The Court accepted the insurer’s submissions and ordered that the plaintiff’s application be dismissed with the plaintiff to pay the insurer’s costs.

In doing so, the Court considered two main issues as follows:

  1. whether the comparable insurance applications were relevant to the matters in issue, and if so;
  2. whether the production of those documents would be oppressive.

As to the first issue, the Court agreed that applications which disclosed all alleged non-disclosed matters were relevant. However, the plaintiff‘s application went further than this by seeking applications which disclosed only some, but not all, of such matters (for example, only a mental health issue or only a gambling issue). As the insurer did not put in issue whether it would have been prepared to insure the plaintiff if he had disclosed one or some of the matters, those documents were deemed not relevant.

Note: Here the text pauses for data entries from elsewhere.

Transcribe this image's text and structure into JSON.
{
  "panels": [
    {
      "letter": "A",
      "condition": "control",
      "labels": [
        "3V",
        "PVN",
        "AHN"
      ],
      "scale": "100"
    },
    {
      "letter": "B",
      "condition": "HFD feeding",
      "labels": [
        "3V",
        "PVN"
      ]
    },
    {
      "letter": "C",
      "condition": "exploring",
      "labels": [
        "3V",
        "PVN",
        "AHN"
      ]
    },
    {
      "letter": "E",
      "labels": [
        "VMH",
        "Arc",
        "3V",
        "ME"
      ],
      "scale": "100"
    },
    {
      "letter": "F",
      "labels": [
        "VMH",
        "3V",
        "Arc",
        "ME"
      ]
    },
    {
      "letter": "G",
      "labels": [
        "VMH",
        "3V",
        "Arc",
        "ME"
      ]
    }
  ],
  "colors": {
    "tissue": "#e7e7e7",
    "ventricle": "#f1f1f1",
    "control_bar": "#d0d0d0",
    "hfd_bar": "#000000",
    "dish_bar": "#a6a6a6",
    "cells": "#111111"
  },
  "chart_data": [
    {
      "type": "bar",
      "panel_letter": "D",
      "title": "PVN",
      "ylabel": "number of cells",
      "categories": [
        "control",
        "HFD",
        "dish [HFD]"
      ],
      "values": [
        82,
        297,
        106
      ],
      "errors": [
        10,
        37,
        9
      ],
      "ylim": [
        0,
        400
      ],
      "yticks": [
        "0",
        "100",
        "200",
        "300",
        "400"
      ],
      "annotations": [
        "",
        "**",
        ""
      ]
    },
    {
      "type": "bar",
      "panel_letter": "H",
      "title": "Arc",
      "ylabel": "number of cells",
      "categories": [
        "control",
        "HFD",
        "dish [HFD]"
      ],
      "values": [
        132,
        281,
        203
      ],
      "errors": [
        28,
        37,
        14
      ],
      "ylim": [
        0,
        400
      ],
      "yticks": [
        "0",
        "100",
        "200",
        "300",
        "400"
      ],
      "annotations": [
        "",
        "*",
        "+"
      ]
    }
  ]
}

On the second issue, the Court found that even if the documents were relevant, the request for discovery was oppressive ‘given the number of policies the insurer has and the nature of the documents sought’.

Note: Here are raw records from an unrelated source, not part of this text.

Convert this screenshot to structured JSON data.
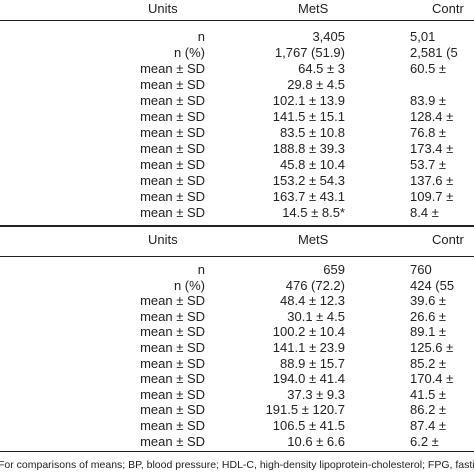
{
  "sections": [
    {
      "header": {
        "units": "Units",
        "mets": "MetS",
        "control": "Contr"
      },
      "rows": [
        [
          "n",
          "3,405",
          "5,01"
        ],
        [
          "n (%)",
          "1,767 (51.9)",
          "2,581 (5"
        ],
        [
          "mean ± SD",
          "64.5 ± 3",
          "60.5 ±"
        ],
        [
          "mean ± SD",
          "29.8 ± 4.5"
        ],
        [
          "mean ± SD",
          "102.1 ± 13.9",
          "83.9 ±"
        ],
        [
          "mean ± SD",
          "141.5 ± 15.1",
          "128.4 ±"
        ],
        [
          "mean ± SD",
          "83.5 ± 10.8",
          "76.8 ±"
        ],
        [
          "mean ± SD",
          "188.8 ± 39.3",
          "173.4 ±"
        ],
        [
          "mean ± SD",
          "45.8 ± 10.4",
          "53.7 ±"
        ],
        [
          "mean ± SD",
          "153.2 ± 54.3",
          "137.6 ±"
        ],
        [
          "mean ± SD",
          "163.7 ± 43.1",
          "109.7 ±"
        ],
        [
          "mean ± SD",
          "14.5 ± 8.5*",
          "8.4 ±"
        ]
      ]
    },
    {
      "header": {
        "units": "Units",
        "mets": "MetS",
        "control": "Contr"
      },
      "rows": [
        [
          "n",
          "659",
          "760"
        ],
        [
          "n (%)",
          "476 (72.2)",
          "424 (55"
        ],
        [
          "mean ± SD",
          "48.4 ± 12.3",
          "39.6 ±"
        ],
        [
          "mean ± SD",
          "30.1 ± 4.5",
          "26.6 ±"
        ],
        [
          "mean ± SD",
          "100.2 ± 10.4",
          "89.1 ±"
        ],
        [
          "mean ± SD",
          "141.1 ± 23.9",
          "125.6 ±"
        ],
        [
          "mean ± SD",
          "88.9 ± 15.7",
          "85.2 ±"
        ],
        [
          "mean ± SD",
          "194.0 ± 41.4",
          "170.4 ±"
        ],
        [
          "mean ± SD",
          "37.3 ± 9.3",
          "41.5 ±"
        ],
        [
          "mean ± SD",
          "191.5 ± 120.7",
          "86.2 ±"
        ],
        [
          "mean ± SD",
          "106.5 ± 41.5",
          "87.4 ±"
        ],
        [
          "mean ± SD",
          "10.6 ± 6.6",
          "6.2 ±"
        ]
      ]
    }
  ],
  "footnote": "For comparisons of means; BP, blood pressure; HDL-C, high-density lipoprotein-cholesterol; FPG, fasting plasma"
}
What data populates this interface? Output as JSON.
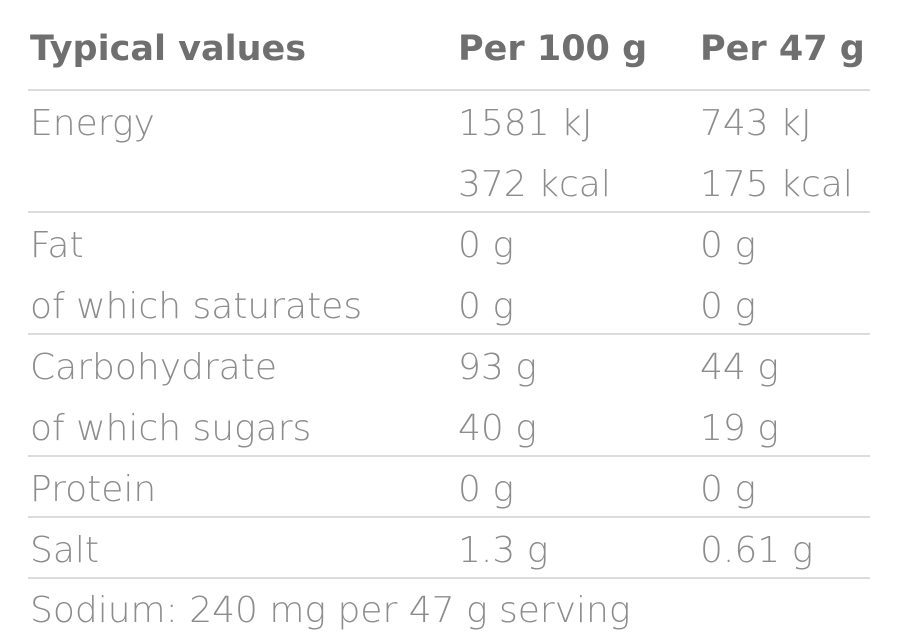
{
  "table": {
    "header": [
      "Typical values",
      "Per 100 g",
      "Per 47 g"
    ],
    "groups": [
      {
        "label": [
          "Energy"
        ],
        "per_100g": [
          "1581 kJ",
          "372 kcal"
        ],
        "per_serving": [
          "743 kJ",
          "175 kcal"
        ]
      },
      {
        "label": [
          "Fat",
          "of which saturates"
        ],
        "per_100g": [
          "0 g",
          "0 g"
        ],
        "per_serving": [
          "0 g",
          "0 g"
        ]
      },
      {
        "label": [
          "Carbohydrate",
          "of which sugars"
        ],
        "per_100g": [
          "93 g",
          "40 g"
        ],
        "per_serving": [
          "44 g",
          "19 g"
        ]
      },
      {
        "label": [
          "Protein"
        ],
        "per_100g": [
          "0 g"
        ],
        "per_serving": [
          "0 g"
        ]
      },
      {
        "label": [
          "Salt"
        ],
        "per_100g": [
          "1.3 g"
        ],
        "per_serving": [
          "0.61 g"
        ]
      }
    ],
    "footnote": "Sodium: 240 mg per 47 g serving"
  }
}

The Court accepted affidavit evidence from the insurer in this regard which, amongst other matters, set out that the insurer would have received some 7,770 applications during the relevant period, which equated to one person taking between 278 and 370 days to complete the review. An equivalent amount of time would be required to consider the claims lodged during the relevant period. Time would also be incurred to redact personal information from the documentation.

The Court therefore found that discovery of the documents sought, even if they were of limited relevance, was oppressive and the utility of the documents did not justify the burden a discovery order would place on the insurer.

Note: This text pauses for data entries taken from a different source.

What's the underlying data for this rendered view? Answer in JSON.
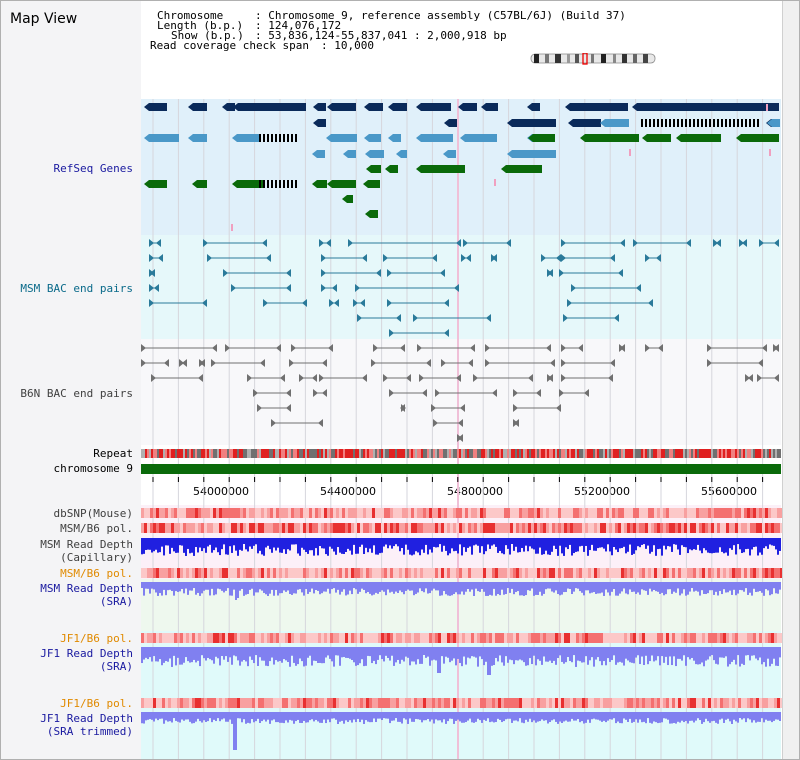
{
  "view_title": "Map View",
  "info": {
    "chromosome_label": "Chromosome",
    "chromosome_value": ": Chromosome 9, reference assembly (C57BL/6J) (Build 37)",
    "length_label": "Length (b.p.)",
    "length_value": ": 124,076,172",
    "show_label": "Show (b.p.)",
    "show_value": ": 53,836,124-55,837,041 : 2,000,918 bp",
    "coverage_label": "Read coverage check span",
    "coverage_value": ": 10,000"
  },
  "tracks": {
    "refseq": "RefSeq Genes",
    "msm_bac": "MSM BAC end pairs",
    "b6n_bac": "B6N BAC end pairs",
    "repeat": "Repeat",
    "chromosome": "chromosome 9",
    "dbsnp": "dbSNP(Mouse)",
    "msm_b6_pol": "MSM/B6 pol.",
    "msm_depth_cap_1": "MSM Read Depth",
    "msm_depth_cap_2": "(Capillary)",
    "msm_b6_pol_2": "MSM/B6 pol.",
    "msm_depth_sra_1": "MSM Read Depth",
    "msm_depth_sra_2": "(SRA)",
    "jf1_pol_1": "JF1/B6 pol.",
    "jf1_depth_sra_1": "JF1 Read Depth",
    "jf1_depth_sra_2": "(SRA)",
    "jf1_pol_2": "JF1/B6 pol.",
    "jf1_depth_trim_1": "JF1 Read Depth",
    "jf1_depth_trim_2": "(SRA trimmed)"
  },
  "axis": {
    "ticks": [
      "54000000",
      "54400000",
      "54800000",
      "55200000",
      "55600000"
    ]
  },
  "colors": {
    "refseq_dark": "#0a2a5a",
    "refseq_mid": "#4a98c8",
    "refseq_green": "#0a6a0a",
    "bac_msm": "#2a7a9a",
    "bac_b6n": "#707070",
    "chromosome": "#0a6a0a",
    "depth_blue": "#2020e0",
    "depth_light": "#8080f0",
    "label_blue": "#1a1aa0",
    "label_orange": "#e08a00",
    "label_teal": "#0a6a8a"
  }
}
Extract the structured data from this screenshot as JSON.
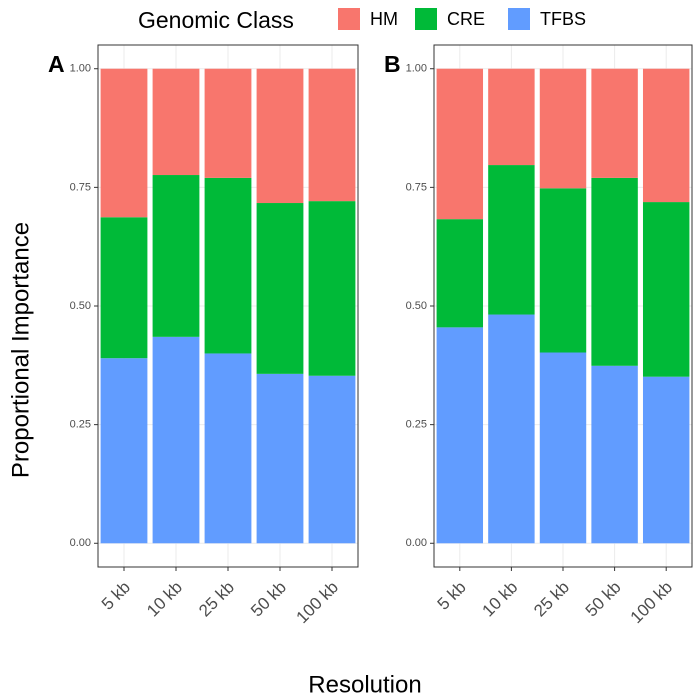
{
  "chart_data": [
    {
      "type": "stacked_bar",
      "panel_label": "A",
      "legend_title": "Genomic Class",
      "xlabel": "Resolution",
      "ylabel": "Proportional Importance",
      "categories": [
        "5 kb",
        "10 kb",
        "25 kb",
        "50 kb",
        "100 kb"
      ],
      "series": [
        {
          "name": "HM",
          "color": "#f8766d",
          "values": [
            0.313,
            0.224,
            0.23,
            0.283,
            0.279
          ]
        },
        {
          "name": "CRE",
          "color": "#00ba38",
          "values": [
            0.297,
            0.341,
            0.37,
            0.36,
            0.368
          ]
        },
        {
          "name": "TFBS",
          "color": "#619cff",
          "values": [
            0.39,
            0.435,
            0.4,
            0.357,
            0.353
          ]
        }
      ],
      "ylim": [
        -0.05,
        1.05
      ],
      "yticks": [
        {
          "value": 0,
          "label": "0.00"
        },
        {
          "value": 0.25,
          "label": "0.25"
        },
        {
          "value": 0.5,
          "label": "0.50"
        },
        {
          "value": 0.75,
          "label": "0.75"
        },
        {
          "value": 1,
          "label": "1.00"
        }
      ],
      "grid": true
    },
    {
      "type": "stacked_bar",
      "panel_label": "B",
      "categories": [
        "5 kb",
        "10 kb",
        "25 kb",
        "50 kb",
        "100 kb"
      ],
      "series": [
        {
          "color": "#f8766d",
          "values": [
            0.317,
            0.203,
            0.252,
            0.23,
            0.281
          ]
        },
        {
          "color": "#00ba38",
          "values": [
            0.228,
            0.315,
            0.346,
            0.396,
            0.368
          ]
        },
        {
          "color": "#619cff",
          "values": [
            0.455,
            0.482,
            0.402,
            0.374,
            0.351
          ]
        }
      ],
      "ylim": [
        -0.05,
        1.05
      ],
      "yticks": [
        {
          "value": 0,
          "label": "0.00"
        },
        {
          "value": 0.25,
          "label": "0.25"
        },
        {
          "value": 0.5,
          "label": "0.50"
        },
        {
          "value": 0.75,
          "label": "0.75"
        },
        {
          "value": 1,
          "label": "1.00"
        }
      ],
      "grid": true
    }
  ]
}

The Court also had regard to previous authority of Bauer Tonkin Insurance Brokers v CIC Insurance1 (Bauer) which supports the proposition that an insurer’s past underwriting practices are relevant to the underwriting issue. However, unlike in Bauer where the documents sought disclosed matters similar to those not disclosed by the insured, the documents sought by the plaintiff in this matter were not similar as they did not disclose all matters relevant to the application by the plaintiff. As such, Bauer could be distinguished.

Implications

Often retro underwriting evidence given in s29 matters is treated with suspicion by opponents who feel these suspicions can be borne out by examining past accepted applications which show an inconsistent underwriting outcome to that proffered in the retro underwriting evidence. Hence the ubiquitous discovery request for past applications.

There is of course old authority which suggests that an insured is entitled to see such past applications, however, such requests are always subject to a common sense test of practicality. Here the insurer gave evidence that it would have to employ a person working full time for a year solely on this task, to meet this request. Patently such evidence is compelling and the Court did not find such an impost reasonable. Indeed, all courts would likely take a similar view.

The key takeaway here is that when faced with such a request for past applications, the first piece of evidence the insurer needs to collate is just how big a job it is to comply with the request. Once these facts are known and if the impost is clearly unreasonable, the insurer needs to let its opponent know and quote the authority of this decision.